La estrella pop estadounidense, Lizzo, salió al paso de las acusaciones hechas por tres de sus exbailarinas por acoso sexual y un ambiente de trabajo hostil.

A través de un comunicado, la artista no solo aseguró que las acusaciones son falsas, sino también señaló que los últimos días han sido "desgarradoramente difíciles y abrumadoramente decepcionantes".

Lizzo aseguró que "por lo general, elijo no responder a las acusaciones falsas, pero (estas) son tan increíbles como suenan y demasiado escandalosas como para no abordarlas".

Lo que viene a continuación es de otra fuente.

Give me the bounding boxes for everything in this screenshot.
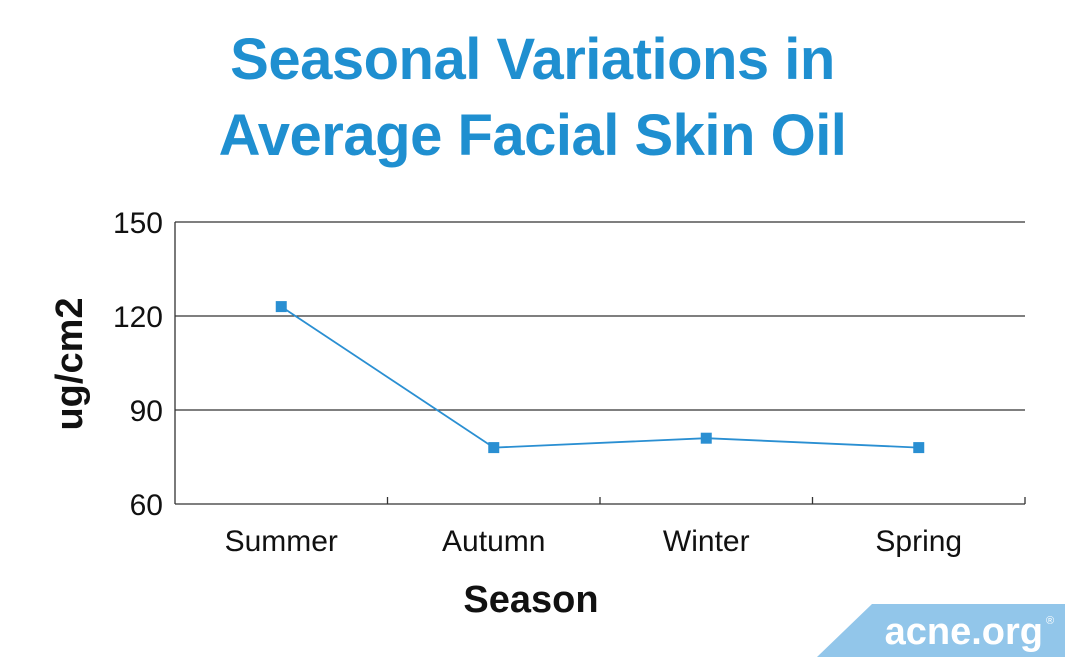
brand-logo-text: acne.org: [885, 611, 1043, 653]
chart-title: Seasonal Variations in Average Facial Sk…: [0, 22, 1065, 174]
chart-title-line-1: Seasonal Variations in: [230, 27, 835, 92]
data-point-autumn: [488, 442, 500, 454]
y-tick-label-90: 90: [130, 395, 163, 428]
data-point-summer: [275, 301, 287, 313]
y-tick-label-150: 150: [113, 207, 163, 240]
x-tick-label-spring: Spring: [875, 525, 962, 558]
x-tick-label-autumn: Autumn: [442, 525, 545, 558]
y-axis-tick-labels: 60 90 120 150: [113, 207, 163, 522]
data-point-spring: [913, 442, 925, 454]
data-point-winter: [700, 432, 712, 444]
x-tick-label-summer: Summer: [225, 525, 338, 558]
x-axis-ticks: [386, 497, 1026, 504]
brand-badge: acne.org ®: [817, 604, 1065, 657]
y-tick-label-120: 120: [113, 301, 163, 334]
chart-title-line-2: Average Facial Skin Oil: [218, 103, 847, 168]
y-axis-title: ug/cm2: [49, 297, 91, 430]
series-line: [280, 305, 919, 449]
brand-registered-mark: ®: [1046, 615, 1054, 627]
grid-lines: [174, 221, 1025, 505]
series-layer: [275, 301, 925, 454]
brand-badge-background: [817, 604, 1065, 657]
x-axis-tick-labels: Summer Autumn Winter Spring: [225, 525, 963, 558]
x-tick-label-winter: Winter: [663, 525, 750, 558]
x-axis-title: Season: [463, 579, 598, 621]
y-tick-label-60: 60: [130, 489, 163, 522]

"No estoy aquí para que me vean como una víctima, pero también sé que no soy la villana que la gente y los medios han retratado en estos últimos días. Soy muy abierta con mi sexualidad y me expreso, pero no puedo aceptar o permitir que la gente use esa apertura para hacerme ver como algo que no soy", señaló la cantante.

"No hay nada que me tome más en serio que el respeto que merecemos como mujeres en el mundo. Sé lo que se siente ser avergonzado del cuerpo a diario y absolutamente nunca criticaría o despediría a un empleado por su peso".

"Estoy dolida, pero no dejaré que el buen trabajo que he hecho en el mundo se vea eclipsado por esto. Quiero agradecer a todos los que se han acercado para apoyarme durante este momento difícil", cerró.

La denuncia contra Lizzo:

Cabe recordar que las exbailarinas, Arianna Davis, Crystal Williams y Noelle Rodríguez, demandaron tanto a la cantante como a su coreógrafa y su compañía de producción Big Grrrl Big Touring (BGBT).

Williams señaló el pasado miércoles a CBS que quería asegurarse que otros bailarines que trabajan con Lizzo "no tengan que pasar por la misma experiencia".

Según recoge BBC News Mundo, Davis y Williams fueron despedidas del equipo de baile, mientras que Rodríguez, renunció a posterioridad.

La acción legal presentada por las exbailarinas incluye acusaciones de presiones para asistir a espectáculos sexuales e interactuar con bailarines de los espectáculos entre 2021 y 2023.

Además, entre los reclamos contra Lizzo, se encuentran que ella "presionó a Davis para que tocara los senos" de una artista en un club nocturno en Ámsterdam y que ella, tras negarse, accedió "por temor a que pudiera afectar su futuro en el equipo".

Asimismo, la intérprete -conocida por celebrar la diversidad corporal y el amor propio- es apuntada de traicionar los valores que ella misma profesa, ya que la acusan de avergonzar a una de las bailarinas en medio de una gira.

"En la danza profesional, el aumento de peso de una bailarina a menudo se ve como que se vuelve perezosa o empeora como intérprete. Las preguntas de Lizzo y de Scott sobre el compromiso de Davis con la gira fueron preocupaciones apenas veladas sobre su aumento de peso", señalan los documentos legales.

Además, advierten que personal de la productora de Lizzo, regañó a las bailarinas por un supuesto comportamiento "inaceptable e irrespetuoso" mientras trabajaban en la gira, el cual, nunca se especificó.

Ellas aseguran que "solo al elenco de baile, compuesto por mujeres negras de figura completa, se les habló de esta manera, dando (a las bailarinas) la impresión de que estos comentarios estaban cargados de animosidad racial y gordofobia".